Piotr Żyła:”Cieszę się ogromnie z tego, że Kamil w kluczowym momencie skoczył tak daleko”

0
715

Po ostatnim konkursie drużynowym Piotr Żyła opowiedział o swoich wrażeniach, oraz o tym czy się cieszył czy smucił że Kamil Stoch, tak daleko pofrunął.

Nasz Wiślanin zapytany czy się cieszył że jego kolega z kadry tak daleko pofrunął, odpowiedział:

– Cieszę się ogromnie z tego, że Kamil w kluczowym momencie skoczył tak daleko. Pokazał wielką klasę. Wszyscy byliśmy pod ogromnym wrażeniem. Zaimponował wszystkim zawodnikom, to był chyba najlepszy skok, jaki w tym roku został oddany w Planicy. I jeszcze na dodatek zrobił to wtedy, kiedy najbardziej tego potrzebowaliśmy. Bajka!

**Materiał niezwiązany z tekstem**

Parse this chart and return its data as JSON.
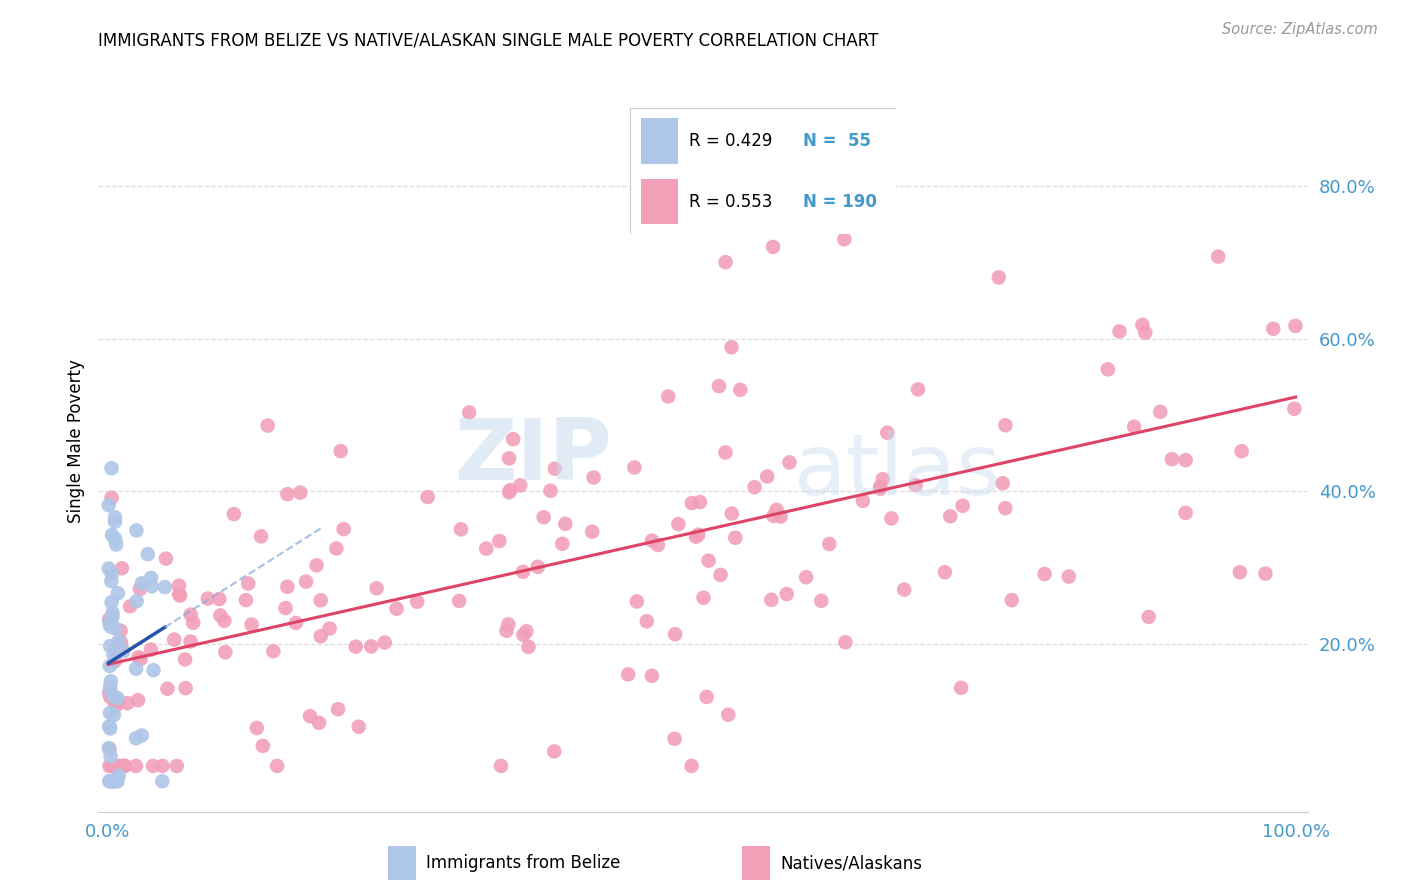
{
  "title": "IMMIGRANTS FROM BELIZE VS NATIVE/ALASKAN SINGLE MALE POVERTY CORRELATION CHART",
  "source": "Source: ZipAtlas.com",
  "ylabel": "Single Male Poverty",
  "blue_color": "#aec6e8",
  "blue_line_color": "#2255aa",
  "blue_line_dash_color": "#88aadd",
  "pink_color": "#f2a0b8",
  "pink_line_color": "#dd4466",
  "legend_r1": "R = 0.429",
  "legend_n1": "N =  55",
  "legend_r2": "R = 0.553",
  "legend_n2": "N = 190",
  "tick_color": "#4499cc",
  "grid_color": "#dddddd",
  "source_color": "#999999"
}
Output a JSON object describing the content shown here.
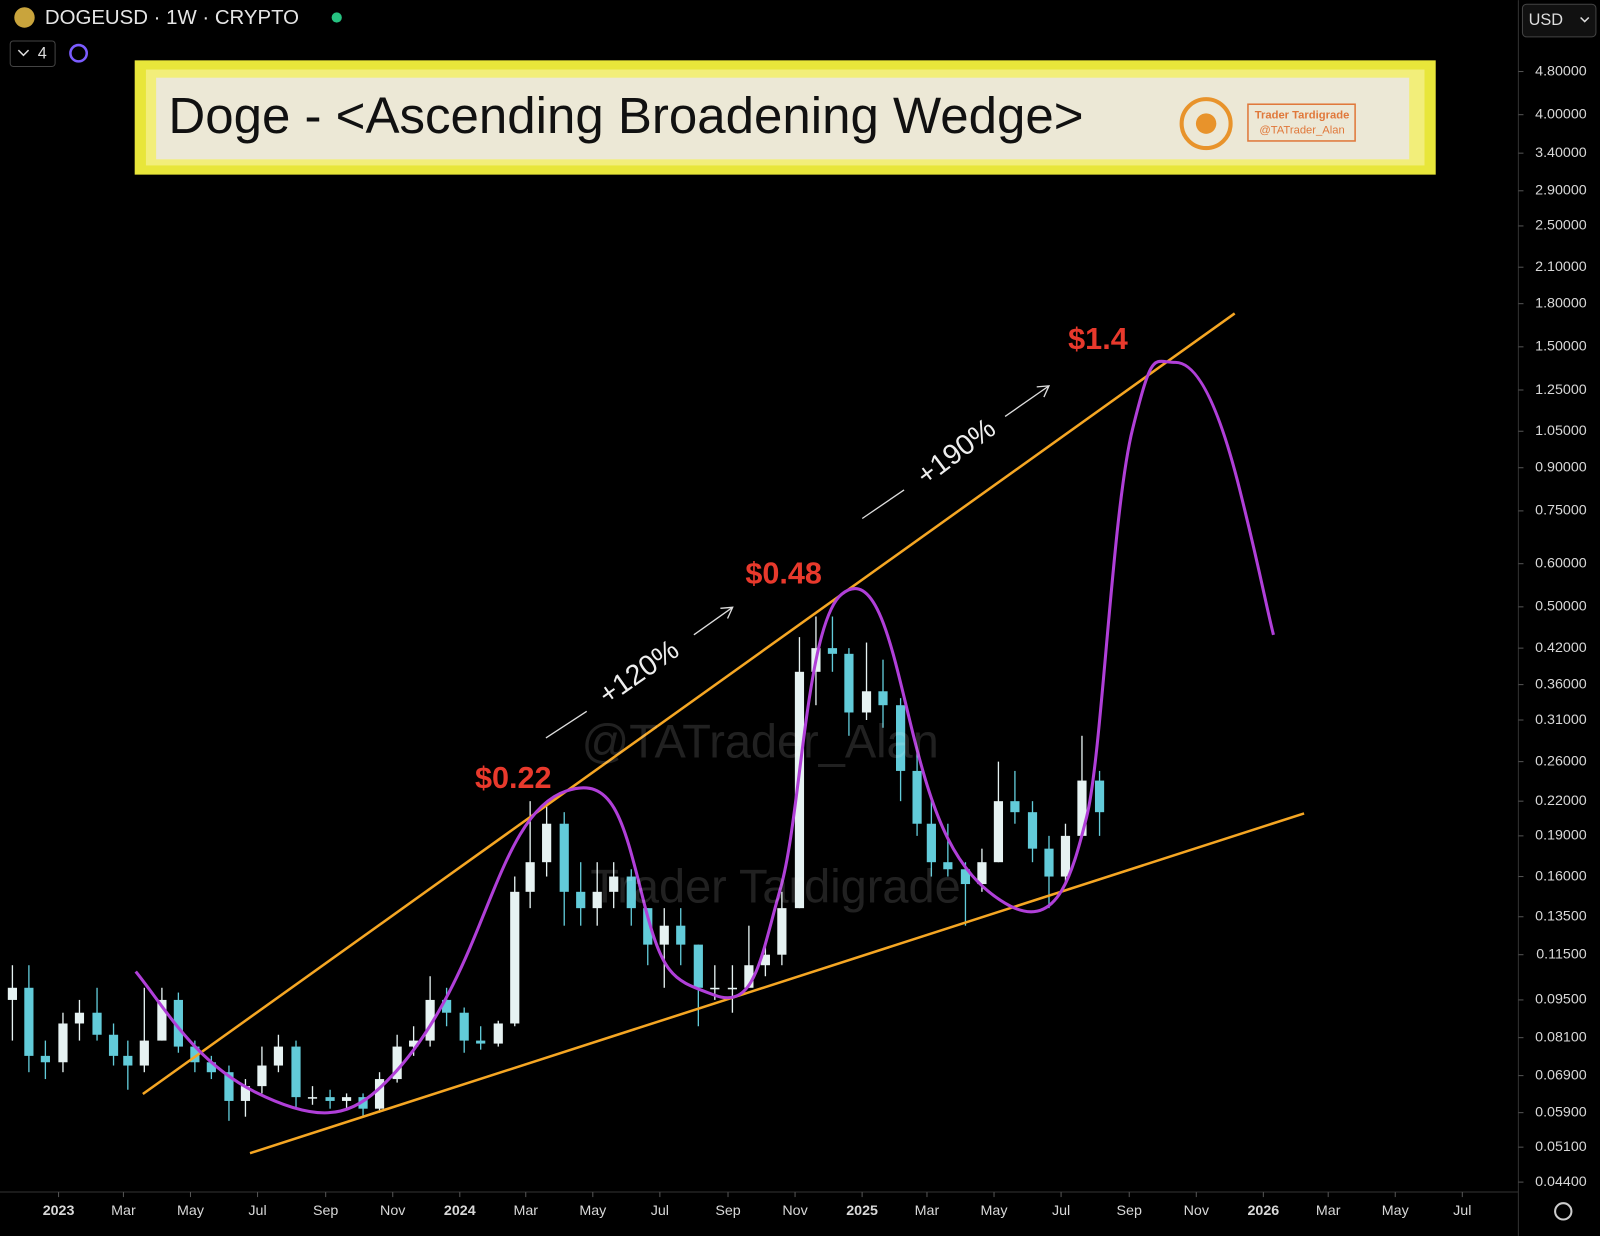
{
  "header": {
    "symbol": "DOGEUSD · 1W · CRYPTO",
    "indicator_count": "4",
    "currency": "USD"
  },
  "chart_data": {
    "type": "candlestick",
    "title": "Doge - <Ascending Broadening Wedge>",
    "logo_text": [
      "Trader Tardigrade",
      "@TATrader_Alan"
    ],
    "watermarks": [
      "@TATrader_Alan",
      "Trader Tardigrade"
    ],
    "annotations": {
      "targets": [
        {
          "label": "$0.22",
          "value": 0.22
        },
        {
          "label": "$0.48",
          "value": 0.48
        },
        {
          "label": "$1.4",
          "value": 1.4
        }
      ],
      "moves": [
        "+120%",
        "+190%"
      ]
    },
    "log_scale": true,
    "up_color": "#e6f2f2",
    "down_color": "#62cbd9",
    "ylim": [
      0.0422,
      6.49
    ],
    "xlim": [
      "2022-11-18",
      "2026-08-21"
    ],
    "yticks": [
      {
        "value": 4.8,
        "label": "4.80000"
      },
      {
        "value": 4.0,
        "label": "4.00000"
      },
      {
        "value": 3.4,
        "label": "3.40000"
      },
      {
        "value": 2.9,
        "label": "2.90000"
      },
      {
        "value": 2.5,
        "label": "2.50000"
      },
      {
        "value": 2.1,
        "label": "2.10000"
      },
      {
        "value": 1.8,
        "label": "1.80000"
      },
      {
        "value": 1.5,
        "label": "1.50000"
      },
      {
        "value": 1.25,
        "label": "1.25000"
      },
      {
        "value": 1.05,
        "label": "1.05000"
      },
      {
        "value": 0.9,
        "label": "0.90000"
      },
      {
        "value": 0.75,
        "label": "0.75000"
      },
      {
        "value": 0.6,
        "label": "0.60000"
      },
      {
        "value": 0.5,
        "label": "0.50000"
      },
      {
        "value": 0.42,
        "label": "0.42000"
      },
      {
        "value": 0.36,
        "label": "0.36000"
      },
      {
        "value": 0.31,
        "label": "0.31000"
      },
      {
        "value": 0.26,
        "label": "0.26000"
      },
      {
        "value": 0.22,
        "label": "0.22000"
      },
      {
        "value": 0.19,
        "label": "0.19000"
      },
      {
        "value": 0.16,
        "label": "0.16000"
      },
      {
        "value": 0.135,
        "label": "0.13500"
      },
      {
        "value": 0.115,
        "label": "0.11500"
      },
      {
        "value": 0.095,
        "label": "0.09500"
      },
      {
        "value": 0.081,
        "label": "0.08100"
      },
      {
        "value": 0.069,
        "label": "0.06900"
      },
      {
        "value": 0.059,
        "label": "0.05900"
      },
      {
        "value": 0.051,
        "label": "0.05100"
      },
      {
        "value": 0.044,
        "label": "0.04400"
      }
    ],
    "xticks": [
      {
        "value": "2023-01-01",
        "label": "2023"
      },
      {
        "value": "2023-03-01",
        "label": "Mar"
      },
      {
        "value": "2023-05-01",
        "label": "May"
      },
      {
        "value": "2023-07-01",
        "label": "Jul"
      },
      {
        "value": "2023-09-01",
        "label": "Sep"
      },
      {
        "value": "2023-11-01",
        "label": "Nov"
      },
      {
        "value": "2024-01-01",
        "label": "2024"
      },
      {
        "value": "2024-03-01",
        "label": "Mar"
      },
      {
        "value": "2024-05-01",
        "label": "May"
      },
      {
        "value": "2024-07-01",
        "label": "Jul"
      },
      {
        "value": "2024-09-01",
        "label": "Sep"
      },
      {
        "value": "2024-11-01",
        "label": "Nov"
      },
      {
        "value": "2025-01-01",
        "label": "2025"
      },
      {
        "value": "2025-03-01",
        "label": "Mar"
      },
      {
        "value": "2025-05-01",
        "label": "May"
      },
      {
        "value": "2025-07-01",
        "label": "Jul"
      },
      {
        "value": "2025-09-01",
        "label": "Sep"
      },
      {
        "value": "2025-11-01",
        "label": "Nov"
      },
      {
        "value": "2026-01-01",
        "label": "2026"
      },
      {
        "value": "2026-03-01",
        "label": "Mar"
      },
      {
        "value": "2026-05-01",
        "label": "May"
      },
      {
        "value": "2026-07-01",
        "label": "Jul"
      }
    ],
    "x": [
      "2022-11-20",
      "2022-12-05",
      "2022-12-20",
      "2023-01-05",
      "2023-01-20",
      "2023-02-05",
      "2023-02-20",
      "2023-03-05",
      "2023-03-20",
      "2023-04-05",
      "2023-04-20",
      "2023-05-05",
      "2023-05-20",
      "2023-06-05",
      "2023-06-20",
      "2023-07-05",
      "2023-07-20",
      "2023-08-05",
      "2023-08-20",
      "2023-09-05",
      "2023-09-20",
      "2023-10-05",
      "2023-10-20",
      "2023-11-05",
      "2023-11-20",
      "2023-12-05",
      "2023-12-20",
      "2024-01-05",
      "2024-01-20",
      "2024-02-05",
      "2024-02-20",
      "2024-03-05",
      "2024-03-20",
      "2024-04-05",
      "2024-04-20",
      "2024-05-05",
      "2024-05-20",
      "2024-06-05",
      "2024-06-20",
      "2024-07-05",
      "2024-07-20",
      "2024-08-05",
      "2024-08-20",
      "2024-09-05",
      "2024-09-20",
      "2024-10-05",
      "2024-10-20",
      "2024-11-05",
      "2024-11-20",
      "2024-12-05",
      "2024-12-20",
      "2025-01-05",
      "2025-01-20",
      "2025-02-05",
      "2025-02-20",
      "2025-03-05",
      "2025-03-20",
      "2025-04-05",
      "2025-04-20",
      "2025-05-05",
      "2025-05-20",
      "2025-06-05",
      "2025-06-20",
      "2025-07-05",
      "2025-07-20",
      "2025-08-05"
    ],
    "open": [
      0.095,
      0.1,
      0.075,
      0.073,
      0.086,
      0.09,
      0.082,
      0.075,
      0.072,
      0.08,
      0.095,
      0.078,
      0.073,
      0.07,
      0.062,
      0.066,
      0.072,
      0.078,
      0.063,
      0.063,
      0.062,
      0.063,
      0.06,
      0.068,
      0.078,
      0.08,
      0.095,
      0.09,
      0.08,
      0.079,
      0.086,
      0.15,
      0.17,
      0.2,
      0.15,
      0.14,
      0.15,
      0.16,
      0.14,
      0.12,
      0.13,
      0.12,
      0.1,
      0.1,
      0.1,
      0.11,
      0.115,
      0.14,
      0.38,
      0.42,
      0.41,
      0.32,
      0.35,
      0.33,
      0.25,
      0.2,
      0.17,
      0.165,
      0.155,
      0.17,
      0.22,
      0.21,
      0.18,
      0.16,
      0.19,
      0.24
    ],
    "high": [
      0.11,
      0.11,
      0.08,
      0.09,
      0.095,
      0.1,
      0.086,
      0.08,
      0.1,
      0.1,
      0.098,
      0.08,
      0.075,
      0.072,
      0.068,
      0.078,
      0.082,
      0.08,
      0.066,
      0.065,
      0.064,
      0.064,
      0.07,
      0.082,
      0.085,
      0.105,
      0.1,
      0.092,
      0.085,
      0.087,
      0.16,
      0.22,
      0.22,
      0.21,
      0.17,
      0.17,
      0.17,
      0.165,
      0.14,
      0.14,
      0.14,
      0.12,
      0.11,
      0.11,
      0.13,
      0.12,
      0.15,
      0.44,
      0.48,
      0.48,
      0.42,
      0.43,
      0.4,
      0.34,
      0.27,
      0.22,
      0.2,
      0.17,
      0.18,
      0.26,
      0.25,
      0.22,
      0.19,
      0.2,
      0.29,
      0.25
    ],
    "low": [
      0.08,
      0.07,
      0.068,
      0.07,
      0.08,
      0.08,
      0.072,
      0.065,
      0.07,
      0.08,
      0.076,
      0.07,
      0.068,
      0.057,
      0.058,
      0.064,
      0.07,
      0.06,
      0.061,
      0.06,
      0.06,
      0.058,
      0.059,
      0.067,
      0.075,
      0.078,
      0.085,
      0.076,
      0.077,
      0.078,
      0.085,
      0.14,
      0.16,
      0.13,
      0.13,
      0.13,
      0.14,
      0.13,
      0.11,
      0.1,
      0.11,
      0.085,
      0.095,
      0.09,
      0.1,
      0.105,
      0.11,
      0.14,
      0.33,
      0.38,
      0.29,
      0.31,
      0.3,
      0.22,
      0.19,
      0.16,
      0.16,
      0.13,
      0.15,
      0.17,
      0.2,
      0.17,
      0.14,
      0.155,
      0.19,
      0.19
    ],
    "close": [
      0.1,
      0.075,
      0.073,
      0.086,
      0.09,
      0.082,
      0.075,
      0.072,
      0.08,
      0.095,
      0.078,
      0.073,
      0.07,
      0.062,
      0.066,
      0.072,
      0.078,
      0.063,
      0.063,
      0.062,
      0.063,
      0.06,
      0.068,
      0.078,
      0.08,
      0.095,
      0.09,
      0.08,
      0.079,
      0.086,
      0.15,
      0.17,
      0.2,
      0.15,
      0.14,
      0.15,
      0.16,
      0.14,
      0.12,
      0.13,
      0.12,
      0.1,
      0.1,
      0.1,
      0.11,
      0.115,
      0.14,
      0.38,
      0.42,
      0.41,
      0.32,
      0.35,
      0.33,
      0.25,
      0.2,
      0.17,
      0.165,
      0.155,
      0.17,
      0.22,
      0.21,
      0.18,
      0.16,
      0.19,
      0.24,
      0.21
    ]
  }
}
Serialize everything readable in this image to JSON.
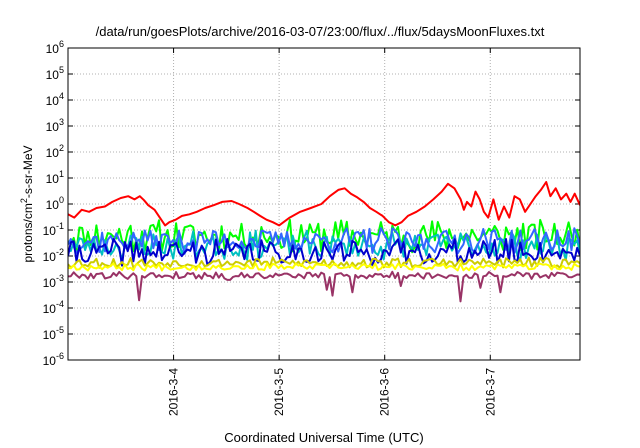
{
  "chart_data": {
    "type": "line",
    "title": "/data/run/goesPlots/archive/2016-03-07/23:00/flux/../flux/5daysMoonFluxes.txt",
    "xlabel": "Coordinated Universal Time (UTC)",
    "ylabel": {
      "base": "protons/cm",
      "sup": "2",
      "rest": "-s-sr-MeV"
    },
    "x_ticks": [
      "2016-3-4",
      "2016-3-5",
      "2016-3-6",
      "2016-3-7"
    ],
    "x_tick_days": [
      1,
      2,
      3,
      4
    ],
    "xlim_days": [
      0,
      4.85
    ],
    "y_scale": "log",
    "ylim_exp": [
      -6,
      6
    ],
    "y_ticks": [
      {
        "base": "10",
        "exp": "6"
      },
      {
        "base": "10",
        "exp": "5"
      },
      {
        "base": "10",
        "exp": "4"
      },
      {
        "base": "10",
        "exp": "3"
      },
      {
        "base": "10",
        "exp": "2"
      },
      {
        "base": "10",
        "exp": "1"
      },
      {
        "base": "10",
        "exp": "0"
      },
      {
        "base": "10",
        "exp": "-1"
      },
      {
        "base": "10",
        "exp": "-2"
      },
      {
        "base": "10",
        "exp": "-3"
      },
      {
        "base": "10",
        "exp": "-4"
      },
      {
        "base": "10",
        "exp": "-5"
      },
      {
        "base": "10",
        "exp": "-6"
      }
    ],
    "grid": true,
    "series": [
      {
        "color": "#ff0000",
        "width": 2,
        "x": [
          0,
          0.06,
          0.13,
          0.2,
          0.27,
          0.35,
          0.42,
          0.5,
          0.57,
          0.63,
          0.68,
          0.72,
          0.76,
          0.82,
          0.87,
          0.92,
          0.96,
          1.02,
          1.08,
          1.15,
          1.22,
          1.3,
          1.38,
          1.46,
          1.55,
          1.62,
          1.7,
          1.76,
          1.82,
          1.88,
          1.94,
          2.0,
          2.1,
          2.2,
          2.3,
          2.4,
          2.48,
          2.56,
          2.62,
          2.68,
          2.74,
          2.8,
          2.86,
          2.92,
          2.98,
          3.04,
          3.1,
          3.16,
          3.22,
          3.3,
          3.38,
          3.46,
          3.54,
          3.6,
          3.66,
          3.72,
          3.75,
          3.78,
          3.82,
          3.86,
          3.9,
          3.94,
          3.98,
          4.03,
          4.08,
          4.13,
          4.18,
          4.23,
          4.28,
          4.33,
          4.38,
          4.43,
          4.48,
          4.53,
          4.57,
          4.62,
          4.67,
          4.72,
          4.76,
          4.8,
          4.85
        ],
        "y": [
          0.4,
          0.3,
          0.6,
          0.5,
          0.7,
          0.8,
          1.2,
          1.7,
          2.0,
          1.5,
          2.0,
          1.4,
          0.9,
          0.6,
          0.3,
          0.15,
          0.2,
          0.25,
          0.35,
          0.4,
          0.5,
          0.7,
          0.9,
          1.2,
          1.3,
          1.0,
          0.7,
          0.5,
          0.35,
          0.25,
          0.2,
          0.15,
          0.3,
          0.5,
          0.7,
          1.0,
          2.0,
          3.5,
          4.0,
          2.5,
          1.8,
          1.2,
          0.7,
          0.5,
          0.35,
          0.2,
          0.15,
          0.2,
          0.35,
          0.5,
          0.8,
          1.5,
          3.0,
          6.0,
          4.0,
          1.5,
          0.6,
          1.2,
          0.8,
          3.0,
          1.5,
          0.5,
          0.3,
          1.5,
          0.25,
          0.8,
          0.3,
          2.0,
          1.5,
          0.5,
          1.0,
          2.0,
          3.5,
          7.0,
          2.0,
          4.0,
          1.5,
          2.5,
          1.2,
          2.5,
          0.9
        ]
      },
      {
        "color": "#00ff00",
        "width": 2,
        "base": 0.06,
        "amp": 0.55,
        "seed": 11
      },
      {
        "color": "#00c0c0",
        "width": 2,
        "base": 0.025,
        "amp": 0.5,
        "seed": 23
      },
      {
        "color": "#3366ff",
        "width": 2,
        "base": 0.04,
        "amp": 0.45,
        "seed": 37
      },
      {
        "color": "#0000cc",
        "width": 2,
        "base": 0.014,
        "amp": 0.45,
        "seed": 41
      },
      {
        "color": "#cccc00",
        "width": 2,
        "base": 0.0055,
        "amp": 0.18,
        "seed": 53
      },
      {
        "color": "#ffff00",
        "width": 2,
        "base": 0.0038,
        "amp": 0.12,
        "seed": 67
      },
      {
        "color": "#993366",
        "width": 2,
        "base": 0.0018,
        "amp": 0.12,
        "seed": 79,
        "dips": [
          [
            0.68,
            0.0002
          ],
          [
            1.52,
            0.0012
          ],
          [
            2.45,
            0.0005
          ],
          [
            2.5,
            0.0003
          ],
          [
            2.7,
            0.0004
          ],
          [
            3.15,
            0.0007
          ],
          [
            3.72,
            0.00018
          ],
          [
            3.9,
            0.0006
          ],
          [
            4.1,
            0.0004
          ]
        ]
      }
    ]
  }
}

Zapytany o swoją wypowiedź podczas konferencji powiedział:

– Patrząc na sukcesy i osiągnięcia Kamila, na to jakim jest człowiekiem, na to jak wciąż potrafi się cieszyć z latania i bawić tym co robi, uważam że moje słowa są uzasadnione. Po prostu dla mnie jest najlepszy! Niejeden z nas, gdyby siedział na górze i usłyszał, że Stefan Kraft skoczył 251 metrów, gdyby dobiegł go tumult z dołu i zdał sobie sprawę ze skali wyzwania jakie przed nim stoi, mógłby spanikować. Wiadomo, że każdy się koncentruje na swoim skoku i nie dopuszcza innych myśli, ale to nie jest takie proste. Wiem ze swojego doświadczenia. Jak się walczy o najwyższe miejsca i siedzi na belce, tysiące myśli przelatują przez głowę. Pchają się same i trudno od tego uciec. Kamil zresztą powiedział, że słyszał ile skoczył Austriak. Tym bardziej czapki z głów.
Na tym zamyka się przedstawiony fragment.